Germany 2-0 Austria, France 1-0 Netherlands, and Sweden 1-0 Belgium
Germany have steamrolled past their opponents, no matter their quality since the beginning of the tournament and have established themselves as the clear favorites for a record 9th Euro Championship win. They beat Austria comfortably in the quarter finals and have so far not conceded a single goal in the tournament.
Germany boast the second least PPDA in the tournament along with the best defensive record and have stifled opponents with ease. They’ve faced very few shots and even fewer shots on target. Their forward line is clicking well and the defensive coverage provided by Lena Oberdorf in midfield creates a very secure platform for their creative play.

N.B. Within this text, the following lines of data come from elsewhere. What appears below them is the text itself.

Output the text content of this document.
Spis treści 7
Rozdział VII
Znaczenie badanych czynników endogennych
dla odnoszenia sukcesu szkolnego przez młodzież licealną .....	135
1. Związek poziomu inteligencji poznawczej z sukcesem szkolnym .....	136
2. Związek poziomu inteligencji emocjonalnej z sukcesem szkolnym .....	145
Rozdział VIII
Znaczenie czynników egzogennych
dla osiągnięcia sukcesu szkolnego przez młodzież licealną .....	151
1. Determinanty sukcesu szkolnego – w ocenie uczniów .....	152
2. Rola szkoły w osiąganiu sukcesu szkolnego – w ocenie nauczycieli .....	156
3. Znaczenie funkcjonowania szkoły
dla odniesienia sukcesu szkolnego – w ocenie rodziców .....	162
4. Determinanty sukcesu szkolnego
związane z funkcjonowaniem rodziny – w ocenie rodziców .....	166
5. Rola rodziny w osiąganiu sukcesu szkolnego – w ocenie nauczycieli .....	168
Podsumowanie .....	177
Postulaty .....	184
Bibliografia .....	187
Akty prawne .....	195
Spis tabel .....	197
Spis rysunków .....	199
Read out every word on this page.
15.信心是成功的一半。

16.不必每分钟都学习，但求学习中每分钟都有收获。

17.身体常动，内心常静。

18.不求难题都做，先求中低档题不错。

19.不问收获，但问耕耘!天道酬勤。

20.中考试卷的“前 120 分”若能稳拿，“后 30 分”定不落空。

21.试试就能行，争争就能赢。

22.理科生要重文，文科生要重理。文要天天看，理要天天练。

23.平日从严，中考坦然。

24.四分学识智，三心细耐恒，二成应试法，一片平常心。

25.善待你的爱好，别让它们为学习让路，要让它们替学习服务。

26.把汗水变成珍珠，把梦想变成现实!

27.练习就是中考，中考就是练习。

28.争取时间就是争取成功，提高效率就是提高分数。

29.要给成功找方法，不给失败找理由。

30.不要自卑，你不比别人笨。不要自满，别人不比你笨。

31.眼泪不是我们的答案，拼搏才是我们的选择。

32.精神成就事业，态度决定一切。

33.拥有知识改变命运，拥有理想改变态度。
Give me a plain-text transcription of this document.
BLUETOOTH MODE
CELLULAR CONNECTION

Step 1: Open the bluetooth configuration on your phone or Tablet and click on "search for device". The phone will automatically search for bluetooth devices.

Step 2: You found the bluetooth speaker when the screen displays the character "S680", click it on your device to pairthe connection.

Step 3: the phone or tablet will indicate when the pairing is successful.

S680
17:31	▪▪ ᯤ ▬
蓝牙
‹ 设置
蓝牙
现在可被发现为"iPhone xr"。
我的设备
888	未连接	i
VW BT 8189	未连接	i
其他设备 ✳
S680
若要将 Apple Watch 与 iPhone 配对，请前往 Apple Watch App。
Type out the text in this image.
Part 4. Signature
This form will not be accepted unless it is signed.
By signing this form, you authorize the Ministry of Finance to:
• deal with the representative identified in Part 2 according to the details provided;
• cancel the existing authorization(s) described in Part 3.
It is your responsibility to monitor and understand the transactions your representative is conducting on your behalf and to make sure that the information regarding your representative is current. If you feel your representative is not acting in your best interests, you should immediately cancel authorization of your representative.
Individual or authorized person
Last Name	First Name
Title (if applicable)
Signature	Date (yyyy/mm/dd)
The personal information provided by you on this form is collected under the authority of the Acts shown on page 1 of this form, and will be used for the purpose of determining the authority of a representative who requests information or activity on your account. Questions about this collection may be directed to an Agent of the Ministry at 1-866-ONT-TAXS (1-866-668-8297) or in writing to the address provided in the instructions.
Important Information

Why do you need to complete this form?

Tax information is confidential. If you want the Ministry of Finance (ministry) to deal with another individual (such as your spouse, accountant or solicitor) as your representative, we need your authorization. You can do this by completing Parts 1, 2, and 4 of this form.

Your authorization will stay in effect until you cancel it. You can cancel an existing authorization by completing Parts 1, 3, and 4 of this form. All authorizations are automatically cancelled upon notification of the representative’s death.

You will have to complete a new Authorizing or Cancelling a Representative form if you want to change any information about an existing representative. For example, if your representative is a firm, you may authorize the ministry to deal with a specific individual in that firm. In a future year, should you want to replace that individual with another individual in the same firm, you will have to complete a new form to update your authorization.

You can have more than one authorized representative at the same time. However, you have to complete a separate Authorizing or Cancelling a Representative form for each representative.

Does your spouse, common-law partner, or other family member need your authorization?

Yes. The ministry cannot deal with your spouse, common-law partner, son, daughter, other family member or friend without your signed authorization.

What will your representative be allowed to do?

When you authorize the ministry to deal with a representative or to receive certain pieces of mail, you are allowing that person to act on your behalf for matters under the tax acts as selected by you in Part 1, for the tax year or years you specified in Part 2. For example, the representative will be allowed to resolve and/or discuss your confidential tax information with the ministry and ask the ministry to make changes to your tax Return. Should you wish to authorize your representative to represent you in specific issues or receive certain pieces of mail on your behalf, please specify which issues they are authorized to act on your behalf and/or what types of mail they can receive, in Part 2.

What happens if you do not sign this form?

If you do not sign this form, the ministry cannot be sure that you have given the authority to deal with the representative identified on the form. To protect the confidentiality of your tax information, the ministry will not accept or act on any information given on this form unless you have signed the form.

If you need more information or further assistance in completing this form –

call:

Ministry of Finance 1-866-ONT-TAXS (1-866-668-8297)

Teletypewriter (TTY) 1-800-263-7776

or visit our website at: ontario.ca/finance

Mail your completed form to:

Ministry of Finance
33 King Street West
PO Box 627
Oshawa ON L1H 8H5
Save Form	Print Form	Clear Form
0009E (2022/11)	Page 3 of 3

However, Germany opponents France are not to be taken lightly. They suffocated Netherlands in the quarter finals and peppered the goal with shots and somehow managed to not score in regulation time, thanks to some wasteful finishing and heroics from the Dutch keeper.
However, France’s persistence finally paid off in the first half of extra time as the Netherlands conceded a penalty. Chelsea’s new signing Eve Perisset stepped up to the spot and made no mistake to take France past the quarter final stage at the Euros for the first time in their history. Even though they lost a star attacking player in Marie-Antoinette Katoto, they still showed enough quality in the game against Netherlands.
England’s opponents Sweden were similarly frustrated at the very final minute of the full 90 by Belgium. Belgium’s rearguard action withstanding wave after wave of Swedish attacks was a sight to behold.
It took Sweden 33 attempts to finally break through and score a goal. Belgium goalkeeper Nicky Evrard had the tournament of her lifetime as she stood strong in the goal and is perhaps the biggest reason why Belgium advanced so far in the tournament.
Based on the quality of shots faced on target, the ‘average’ goalkeeper would have been expected to concede nine more goals than Nicky Evrard did for Belgium at #WEURO2022.
Her goals prevented total (8.9) is three times higher than the next best at the finals: Mary Earps (3). pic.twitter.com/gD8oIbJn67
— The Analyst (@OptaAnalyst) July 23, 2022
Sweden have at times failed to convince in this tournament but have always just done enough to advance, despite COVID spreading through their camp and making key players unavailable for selection. They will come up against England on home turf and the resilience they’ve shown so far in the tournament will be tested to the limit.
They will have two less days to prepare for the semi-final than England and will hope that the players who have been affected by COVID will return in time for that fixture.
One thing to note is that Chelsea will have at least one winner and one runner-up returning to their pre-season as all four teams in the semi-finals have Blues players as part of their contingent.
Good luck to everyone involved, and may the best team win!!!
CONCACAF Women’s Championship
On the other side of the world, Canadian internationals Jessie Fleming and Kadeisha Buchanan lost to USA in the finals of the CONCACAF Women’s Championship.
Fleming finished the tournament as one of the top scorers with 3 goals to her name from midfield and was named a part of the best XI of the tournament. USA exacted payback after having lost to Canada in the Olympics at the semi-final stage last year, where Jessie Fleming scored from the spot in the 75th minute. Alex Morgan scored from the spot in the 77th minute to seal their 9th CONCACAF Women’s Championship title. The symmetry is almost poetic.
However both teams also secured qualification to the upcoming Women’s World Cup.
Ex-Chelsea player Drew Spence (also part of the tournament’s best XI, alongside Fleming) won the bronze medal as Jamaica beat Costa Rica after extra time, thanks to a goal from Manchester City’s Bunny Shaw. Jamaica had previously lost to Canada in the semi-finals, where Fleming scored the opener.